PTS: 1 DIF: Cognitive Level: Apply (Application)

REF: Pages 32-10, 37 (Box 32-2) TOP: Nursing Process: Planning

MSC: Client Needs: Psychosocial Integrity eBay: testbanks_and_xanax a. “They will not let me drink. They have many rules in the shelter.” b. “I feel comfortable here. Nobody bothers me.” c. “Those shots make my arm very sore.” d. “Those people watch me a lot.”

20. A homeless patient diagnosed with a SMI became suspicious and delusional. Depot antipsychotic medication began and housing was obtained in a local shelter. One month later, which statement by the patient indicates significant improvement?

ANS: B

Evaluation of a patient’s progress is made based on patient satisfaction with the new health status and the health care team’s estimation of improvement. For a formerly delusional patient to admit to feeling comfortable and free of being “bothered” by others denotes improvement in the patient’s condition. The other options suggest that the patient is in danger of relapse.

PTS: 1 DIF: Cognitive Level: Apply (Application)

REF: Pages 32-6, 22, 23

MSC: Client Needs: Psychosocial Integrity

TOP: Nursing Process: Evaluation a. The case manager can modify traditional psychotherapy. b. With one coordinator of services, resources can be more efficiently used. c. The case manager can focus on social skills training and esteem building. d.
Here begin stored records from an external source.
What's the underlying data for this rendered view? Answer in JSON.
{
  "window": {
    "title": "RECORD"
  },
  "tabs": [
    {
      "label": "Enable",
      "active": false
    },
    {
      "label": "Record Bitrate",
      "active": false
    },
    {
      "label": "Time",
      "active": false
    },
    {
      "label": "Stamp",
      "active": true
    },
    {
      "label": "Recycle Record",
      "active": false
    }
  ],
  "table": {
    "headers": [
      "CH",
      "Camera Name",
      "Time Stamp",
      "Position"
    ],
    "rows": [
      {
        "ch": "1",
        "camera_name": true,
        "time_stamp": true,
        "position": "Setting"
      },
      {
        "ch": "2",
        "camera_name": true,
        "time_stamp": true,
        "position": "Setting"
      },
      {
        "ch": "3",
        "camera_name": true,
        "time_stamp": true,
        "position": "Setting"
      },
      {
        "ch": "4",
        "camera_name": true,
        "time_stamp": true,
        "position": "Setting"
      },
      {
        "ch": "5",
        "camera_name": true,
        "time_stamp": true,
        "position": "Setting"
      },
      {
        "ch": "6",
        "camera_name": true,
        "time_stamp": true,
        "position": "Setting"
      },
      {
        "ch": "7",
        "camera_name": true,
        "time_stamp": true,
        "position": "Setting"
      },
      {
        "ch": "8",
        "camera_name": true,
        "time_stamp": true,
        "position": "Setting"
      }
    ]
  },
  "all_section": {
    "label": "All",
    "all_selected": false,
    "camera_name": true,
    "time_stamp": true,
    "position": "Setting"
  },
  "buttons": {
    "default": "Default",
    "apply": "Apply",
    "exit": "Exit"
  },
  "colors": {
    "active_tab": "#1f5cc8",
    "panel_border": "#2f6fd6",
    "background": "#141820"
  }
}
Case managers bring groups of patients together to discuss common problems.

21. For patients diagnosed with SMI, what is the major advantage of case management?

ANS: B

The case manager coordinates the care and multiple referrals that so often confuse the seriously mentally ill patient and the patient’s family. Case management promotes efficient use of services. The other options are lesser advantages or are irrelevant.

PTS: 1

DIF: Cognitive Level: Understand (Comprehension)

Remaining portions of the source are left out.